First, the Apostle states: “The cup of blessing that we bless, is it not a participation in the blood of Christ? The bread that we break, is it not a participation in the body of Christ?” (v. 16). These words express the mystical, or let us say, spiritual effect of the Eucharist: it relates to the union with Christ, who in the bread and the wine offers Himself for the salvation of all. Jesus is present in the sacrament of the Eucharist to be our nourishment, to be assimilated, and to become in us that renewing force that gives once again the energy and the desire to set out again after every pause or after every fall. But this requires our assent, our willingness to let ourselves be transformed – our way of thinking and acting. Otherwise, the Eucharistic celebrations in which we participate are reduced to empty and formal rites. And many times, someone goes to Mass because they have to go as if it is a social event, respectful but social. But the mystery is something else. It is Jesus who is present, who comes to nourish us.
The second effect is the communal one and is expressed by Saint Paul in these words: “Because the loaf of bread is one, we, though many, are one body” (v. 17). It is the mutual communion of those who participate in the Eucharist, to the point of becoming one body together, in the same way, that one loaf is broken and distributed. We are a community, nourished by the body and blood of Christ. Communion with the body of Christ is an effective sign of unity, of communion, of sharing. One cannot participate in the Eucharist without committing oneself to mutual fraternity – that it be sincere. But the Lord knows well that our human strength alone is not enough for this. On the contrary, He knows that there will always be the temptation of rivalry, envy, prejudice, division … among His disciples. We are all aware of all these things. For this reason, too He left us the Sacrament of His real, tangible and permanent Presence, so that, remaining united to Him, we may always receive the gift of fraternal love. “Remain in my love” (Jn 15:9), Jesus said. And it is possible thanks to the Eucharist. Remain in friendship, in love.
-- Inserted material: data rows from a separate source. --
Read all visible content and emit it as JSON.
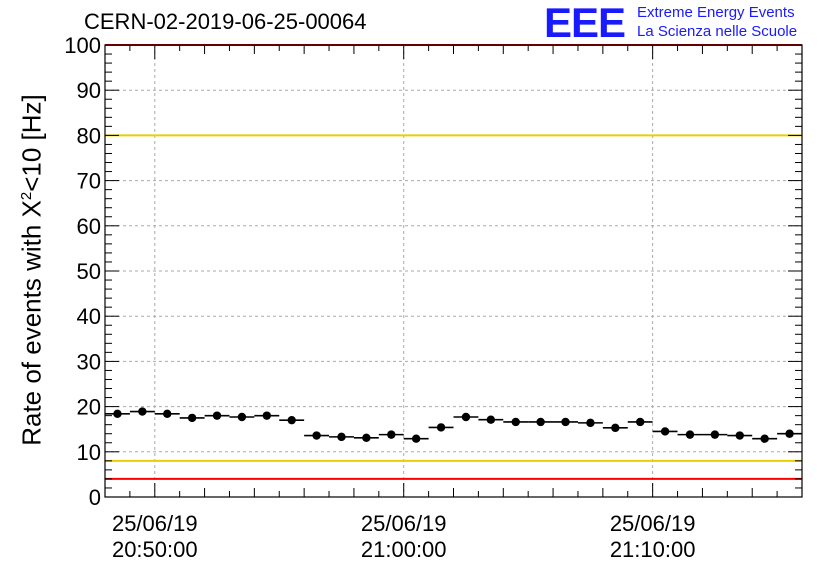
{
  "header": {
    "run_title": "CERN-02-2019-06-25-00064",
    "logo_text": "EEE",
    "logo_line1": "Extreme Energy Events",
    "logo_line2": "La Scienza nelle Scuole"
  },
  "axis": {
    "ylabel_main": "Rate of events with X",
    "ylabel_sup": "2",
    "ylabel_tail": "<10 [Hz]"
  },
  "colors": {
    "limit_red": "#ff0000",
    "limit_yellow": "#e8d000",
    "points": "#000000",
    "logo": "#1a1aff",
    "grid": "#aaaaaa"
  },
  "chart_data": {
    "type": "scatter",
    "x_unit": "minutes after 2019-06-25 20:48",
    "x_range": [
      0,
      28
    ],
    "ylim": [
      0,
      100
    ],
    "yticks": [
      0,
      10,
      20,
      30,
      40,
      50,
      60,
      70,
      80,
      90,
      100
    ],
    "xticks": [
      {
        "x": 2,
        "date": "25/06/19",
        "time": "20:50:00"
      },
      {
        "x": 12,
        "date": "25/06/19",
        "time": "21:00:00"
      },
      {
        "x": 22,
        "date": "25/06/19",
        "time": "21:10:00"
      }
    ],
    "grid": true,
    "bin_width": 1,
    "x": [
      0.5,
      1.5,
      2.5,
      3.5,
      4.5,
      5.5,
      6.5,
      7.5,
      8.5,
      9.5,
      10.5,
      11.5,
      12.5,
      13.5,
      14.5,
      15.5,
      16.5,
      17.5,
      18.5,
      19.5,
      20.5,
      21.5,
      22.5,
      23.5,
      24.5,
      25.5,
      26.5,
      27.5
    ],
    "y": [
      18.4,
      18.9,
      18.4,
      17.5,
      18.0,
      17.7,
      18.0,
      17.0,
      13.6,
      13.3,
      13.1,
      13.8,
      12.9,
      15.4,
      17.7,
      17.1,
      16.6,
      16.6,
      16.6,
      16.4,
      15.3,
      16.6,
      14.5,
      13.8,
      13.8,
      13.6,
      12.9,
      14.0
    ],
    "reference_lines": [
      {
        "y": 100,
        "color": "red"
      },
      {
        "y": 80,
        "color": "yellow"
      },
      {
        "y": 8,
        "color": "yellow"
      },
      {
        "y": 4,
        "color": "red"
      }
    ]
  }
}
This dual fruit of the Eucharist: first, union with Christ and second, communion between those who are nourished by Him, generates and continually renews the Christian community. It is the Church that makes the Eucharist, but it is more fundamental that the Eucharist makes the Church, and allows her to be her mission, even before she accomplishes it. This is the mystery of communion, of the Eucharist: to receive Jesus so He might transform us from within and to receive Jesus so that in Him we might be united, not divided.
May the Blessed Virgin help us to always welcome with wonder and gratitude the great gift that Jesus gave us by leaving us the Sacrament of His Body and His Blood.
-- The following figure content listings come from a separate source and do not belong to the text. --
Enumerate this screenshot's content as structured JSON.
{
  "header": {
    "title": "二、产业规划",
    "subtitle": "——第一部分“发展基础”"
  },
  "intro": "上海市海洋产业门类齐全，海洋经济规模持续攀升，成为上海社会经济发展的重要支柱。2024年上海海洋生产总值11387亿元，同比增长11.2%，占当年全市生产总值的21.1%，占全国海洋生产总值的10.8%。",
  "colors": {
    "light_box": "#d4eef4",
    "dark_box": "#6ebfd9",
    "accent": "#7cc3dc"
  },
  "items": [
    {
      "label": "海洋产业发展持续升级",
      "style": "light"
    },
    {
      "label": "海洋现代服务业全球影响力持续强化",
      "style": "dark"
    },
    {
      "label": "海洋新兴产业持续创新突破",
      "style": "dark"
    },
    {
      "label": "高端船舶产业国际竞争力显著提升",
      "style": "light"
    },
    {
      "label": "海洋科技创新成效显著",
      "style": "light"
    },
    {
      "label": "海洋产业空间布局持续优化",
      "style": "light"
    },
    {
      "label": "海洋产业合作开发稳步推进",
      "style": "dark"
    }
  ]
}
Dear Brothers and Sisters,
I am following the dramatic situation in Libya with great apprehension and sorrow. It has been present in my prayer in recent days. Please, I urge international bodies and those who have political and military responsibilities to recommence with conviction and resolve the search for a path towards an end to the violence, leading to peace, stability and unity in the country. I also pray for the thousands of migrants, refugees, asylum seekers, and internally displaced persons in Libya. The health situation has aggravated the already precarious conditions in which they find themselves, making them more vulnerable to forms of exploitation and violence. There is cruelty. I call on the international community to please take their plight to heart, identifying pathways and providing means to provide them with the protection they need, a dignified condition, and a hopeful future. Brothers and sisters, we are all responsible for this. No one can consider him or herself dispensed from this. Let us all pray for Libya in silence.
Today is World Blood Donor Day. It is an opportunity to encourage society to be in solidarity and sensitivity to those in need. I greet the volunteers present and express my appreciation to all those who perform this simple but very important act of helping others: to donate blood.
I greet all of you, members of the faithful from Rome and pilgrims. I wish you, and all those connected via the media, a good Sunday. Please do not forget to pray for me. Have a good lunch, and arrivederci.